Tuttavia il bevacizumab intravitreale è stato ed è utilizzato secondo modalità off-label (senza approvazione della FDA o dell’EMA) ma sulla base di numerosi studi clinici, dimostrando un effetto terapeutico, nel trattamento di numerose malattie retiniche, fra cui l’EMD, la degenerazione maculare senile e l’edema maculare in corso di occlusione venosa. L’efficacia delle iniezioni intravitreali di bevacizumab, a differenti dosaggi (1,25mg e 2,5mg), è stata oggetto di diversi studi nel trattamento dell’EMD e risultato efficace.
Vitrectomia via pars-plana
Il vitreo gioca un ruolo importante nella formazione di anomalie dell’interfaccia vitreoretinica, cioè di aderenze patologiche fra il vitreo stesso e la retina, fra cui la membrana epiretinica e la trazione vitreomaculare. Nel primo caso si tratta di una pellicola (cellophane maculare) che in seguito ad aggravamento e contrazione, può provocare ispessimento e deformazione del profilo retinico centrale.
Nel secondo caso esiste una adesione patologica con trazione fra vitreo e retina, talmente tenace da portare ad un sollevamento della regione maculare. In questi casi di edema maculare trazionale, la chirurgia vitreoretinica trova la propria indicazione terapeutica.

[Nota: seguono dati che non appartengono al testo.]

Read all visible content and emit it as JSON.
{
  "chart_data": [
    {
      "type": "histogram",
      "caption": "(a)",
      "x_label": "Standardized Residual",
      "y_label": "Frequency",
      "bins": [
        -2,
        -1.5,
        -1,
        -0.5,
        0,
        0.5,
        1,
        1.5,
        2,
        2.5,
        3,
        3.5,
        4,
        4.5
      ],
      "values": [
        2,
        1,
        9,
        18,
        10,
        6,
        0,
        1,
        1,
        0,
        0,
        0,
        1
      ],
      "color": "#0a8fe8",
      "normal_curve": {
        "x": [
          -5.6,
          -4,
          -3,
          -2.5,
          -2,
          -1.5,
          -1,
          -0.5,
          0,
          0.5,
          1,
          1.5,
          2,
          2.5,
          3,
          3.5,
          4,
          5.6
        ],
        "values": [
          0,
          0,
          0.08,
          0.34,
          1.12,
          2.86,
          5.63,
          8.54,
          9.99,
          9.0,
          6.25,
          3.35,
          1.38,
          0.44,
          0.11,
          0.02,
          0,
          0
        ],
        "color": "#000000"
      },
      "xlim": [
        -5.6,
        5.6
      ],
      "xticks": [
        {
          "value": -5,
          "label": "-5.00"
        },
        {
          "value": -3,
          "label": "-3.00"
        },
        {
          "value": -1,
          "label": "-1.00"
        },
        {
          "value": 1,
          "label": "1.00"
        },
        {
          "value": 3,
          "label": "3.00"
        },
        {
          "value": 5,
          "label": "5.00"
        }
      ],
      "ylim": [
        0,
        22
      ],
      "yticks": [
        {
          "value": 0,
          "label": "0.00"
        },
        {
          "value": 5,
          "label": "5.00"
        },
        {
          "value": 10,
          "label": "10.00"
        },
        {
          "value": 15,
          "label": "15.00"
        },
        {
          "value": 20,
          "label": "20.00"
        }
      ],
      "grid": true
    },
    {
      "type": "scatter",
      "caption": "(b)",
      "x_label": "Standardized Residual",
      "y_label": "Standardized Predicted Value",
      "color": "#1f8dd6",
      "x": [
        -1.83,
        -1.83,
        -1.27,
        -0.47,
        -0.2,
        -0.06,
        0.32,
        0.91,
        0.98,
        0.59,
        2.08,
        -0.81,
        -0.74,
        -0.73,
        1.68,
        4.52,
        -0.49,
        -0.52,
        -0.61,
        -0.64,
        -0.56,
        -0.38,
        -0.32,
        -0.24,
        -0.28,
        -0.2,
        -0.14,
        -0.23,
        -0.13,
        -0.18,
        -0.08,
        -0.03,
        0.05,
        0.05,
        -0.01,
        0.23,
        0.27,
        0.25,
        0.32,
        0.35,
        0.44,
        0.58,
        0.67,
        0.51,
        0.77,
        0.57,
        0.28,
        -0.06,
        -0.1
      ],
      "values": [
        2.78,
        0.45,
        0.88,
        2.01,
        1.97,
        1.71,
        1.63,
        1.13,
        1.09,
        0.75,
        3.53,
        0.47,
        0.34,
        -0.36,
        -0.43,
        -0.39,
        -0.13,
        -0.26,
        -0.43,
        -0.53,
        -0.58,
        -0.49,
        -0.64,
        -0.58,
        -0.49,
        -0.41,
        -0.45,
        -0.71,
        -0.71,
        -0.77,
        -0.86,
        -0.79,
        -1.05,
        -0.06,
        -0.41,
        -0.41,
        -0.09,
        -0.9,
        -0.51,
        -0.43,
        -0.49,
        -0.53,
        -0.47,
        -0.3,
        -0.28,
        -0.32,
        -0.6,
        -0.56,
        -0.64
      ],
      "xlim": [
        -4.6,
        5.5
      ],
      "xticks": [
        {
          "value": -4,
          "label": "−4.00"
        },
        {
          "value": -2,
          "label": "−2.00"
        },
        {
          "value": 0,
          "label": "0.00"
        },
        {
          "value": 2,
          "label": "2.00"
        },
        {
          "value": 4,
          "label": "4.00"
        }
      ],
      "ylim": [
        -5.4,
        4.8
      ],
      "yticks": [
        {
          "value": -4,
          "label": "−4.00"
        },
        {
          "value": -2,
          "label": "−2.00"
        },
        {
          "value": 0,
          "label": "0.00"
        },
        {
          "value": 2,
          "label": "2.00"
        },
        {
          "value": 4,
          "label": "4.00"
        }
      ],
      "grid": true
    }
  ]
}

L’intervento prevede l’asportazione del corpo vitreo, mediante inserimento di una sonda (vitrectomo) che frammenta e aspira la gelatina vitreale. Successivamente vengono asportate delicatamente le aderenze vitreoretiniche responsabili della formazione dell’EMD e, nel caso di retinopatia diabetica proliferante, vengono tagliate le membrane fibrovascolari che determino trazione o distacchi retinici. Inoltre è possibile asportare anche la membrana limitante interna, lo strato più interno della retina, che agisce da impalcatura responsabile della recidiva di membrana epiretinica (procedura chiamata peeling della membrana limitante interna).
Vitreolisi enzimatica
La vitreolisi enzimatica è la nuova possibilità terapeutica in caso di trazione vitreo-maculare.
Consiste nell’iniezione in camera vitrea di enzimi (fra cui plasmina, ialuronidasi, condroitinasi, dispasi) in grado di indurre la separazione del corpo vitreo dalla retina (distacco del corpo vitreo) e la successiva risoluzione della trazione vitreo-maculare. Attualmente l’iniezione di ocriplasmina (Jetrea®, Alcon) è indicata nei pazienti adulti affetti da trazione vitreo maculare a da foro maculare del diametro inferiore o pari a 400μ.
Studi recenti pubblicati su AAO indicano che la terapia intravitreale con farmaci anti-VEGF non è mai stata associata ad un reale aumento del rischio di malattie cerebrovascolari, emorragie o infarto quando confrontato con il laser,
invece v'è stato un aumento del rischio di tutte le cause di ospedalizzazione
Gli eventi avversi sistemici sono stati simili tra i pazienti trattati con anti-VEGF e la terapia con corticosteroidi.
Nei pazienti che recentemente avevano avuto un ictus o attacco cardiaco, il medico curante ha sicuramente evitato la terapia anti-VEGF.
Questi risultati si aggiungono prove che suggeriscono che la terapia anti-VEGF non aumenta il rischio di eventi cardiovascolari o cerebrovascolari.
L'aumento del tasso potenziale di tutte le cause di ricovero ospedaliero dopo l'inizio del trattamento anti-VEGF può meritare ulteriori indagini, ma è sempre più evidente che questi farmaci sono ben tollerati per via sistemica.
Questo studio è stato notevole, perché ha guardato a una popolazione determinata malattia, e le sue conclusioni sarà rassicurante per i pazienti con DME che possono beneficiare di un trattamento anti-VEGF.